Learning about death is an important part of having a pet. That said, you probably don’t want your child’s new pet to have a very short lifetime. Neither do you want to buy a pet for your child that can live as long as your child. Bearded dragons have a good lifespan in captivity, around 8 to 10 years. This is long enough for your child to have a good experience with her dragon and time to bond. You won’t  have the responsibility when your child goes off to college though.  

Ease of Care 

As with all diurnal reptiles, full spectrum light must be provided for bearded dragons to be healthy. Dragons also require a heat source and a temperature range from cooler to hotter. Bearded dragons do require a varied and specific diet. It is not difficult, however, to provide this diet in captivity. This is true especially since dragons tend not to be finicky eaters. 
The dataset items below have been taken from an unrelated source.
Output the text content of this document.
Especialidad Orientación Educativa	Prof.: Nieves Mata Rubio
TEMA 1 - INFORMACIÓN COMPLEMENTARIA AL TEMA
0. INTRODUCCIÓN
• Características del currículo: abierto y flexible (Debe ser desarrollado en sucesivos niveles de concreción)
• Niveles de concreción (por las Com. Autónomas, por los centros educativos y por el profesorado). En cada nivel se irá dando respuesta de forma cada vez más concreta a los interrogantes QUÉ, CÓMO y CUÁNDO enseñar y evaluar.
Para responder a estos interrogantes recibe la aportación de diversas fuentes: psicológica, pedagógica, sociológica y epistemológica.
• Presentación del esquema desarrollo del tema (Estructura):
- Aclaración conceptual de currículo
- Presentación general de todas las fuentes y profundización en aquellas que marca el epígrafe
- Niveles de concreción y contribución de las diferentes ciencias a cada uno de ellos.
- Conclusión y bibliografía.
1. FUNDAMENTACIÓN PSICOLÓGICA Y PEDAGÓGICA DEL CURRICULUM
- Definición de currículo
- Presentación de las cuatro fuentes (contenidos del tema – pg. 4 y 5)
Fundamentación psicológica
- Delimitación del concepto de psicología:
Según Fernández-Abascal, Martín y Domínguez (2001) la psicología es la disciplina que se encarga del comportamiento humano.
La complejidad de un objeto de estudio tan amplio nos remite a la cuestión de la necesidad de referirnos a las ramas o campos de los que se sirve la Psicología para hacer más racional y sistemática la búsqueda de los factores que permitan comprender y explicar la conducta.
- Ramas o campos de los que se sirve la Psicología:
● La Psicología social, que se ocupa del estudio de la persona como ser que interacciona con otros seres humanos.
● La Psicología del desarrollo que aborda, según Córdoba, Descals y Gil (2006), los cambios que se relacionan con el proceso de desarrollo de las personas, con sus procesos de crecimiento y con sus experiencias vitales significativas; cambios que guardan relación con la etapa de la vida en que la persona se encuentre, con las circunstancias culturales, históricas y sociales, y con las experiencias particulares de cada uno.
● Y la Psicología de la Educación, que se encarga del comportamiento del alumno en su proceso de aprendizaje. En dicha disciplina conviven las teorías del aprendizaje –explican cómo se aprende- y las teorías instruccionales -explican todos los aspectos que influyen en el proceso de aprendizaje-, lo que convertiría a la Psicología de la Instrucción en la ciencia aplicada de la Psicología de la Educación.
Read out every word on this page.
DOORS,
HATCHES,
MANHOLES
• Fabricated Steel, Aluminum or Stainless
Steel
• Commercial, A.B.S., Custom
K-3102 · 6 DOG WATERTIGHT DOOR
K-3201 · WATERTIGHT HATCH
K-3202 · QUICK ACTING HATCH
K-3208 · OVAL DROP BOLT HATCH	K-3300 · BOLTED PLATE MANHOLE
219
Getting your new dragon and proper setup for her is a significant investment. Once everything is set up, care is primarily a matter of providing the proper food and keeping the cage clean.  Most of the care that your bearded dragon will need can be provided by your child. Monitor carefully, especially at first, to be sure that all tasks are being completed competently. You don’t want your child accidentally letting crickets loose in your house. 


Like all reptiles, bearded dragons can carry disease. This means they are not good for young children who may put them in their mouth. Make sure that your child is responsible enough for bearded dragon ownership before bringing one into your home. 

Keep in mind that when your dragon is a baby it will be much more delicate and skittish. Your child may not be able to hold it until it has gotten older. Some reptiles, like snakes, can go long periods without eating. Turtles can be supplied with live fish to munch on while you are gone. Bearded dragons, however, must be fed fresh food every day. Dragons also need live insects. If you are looking for an extremely low maintenance pet, a dragon is probably not right for you. 


If your kid is obsessed with reptiles and has been begging you for a pet of her own, a bearded dragon may be the perfect solution for you. Speak seriously with your child about the responsibility of owning a bearded dragon, including the need to feed your dragon every day, clean the cage regularly, and perform other care like regular soaking. 

Even if your child says that she is up for taking care of the dragon completely by herself, it is really your responsibility. Make sure that the bearded dragon that you bring into your home is cared for well and given a good life.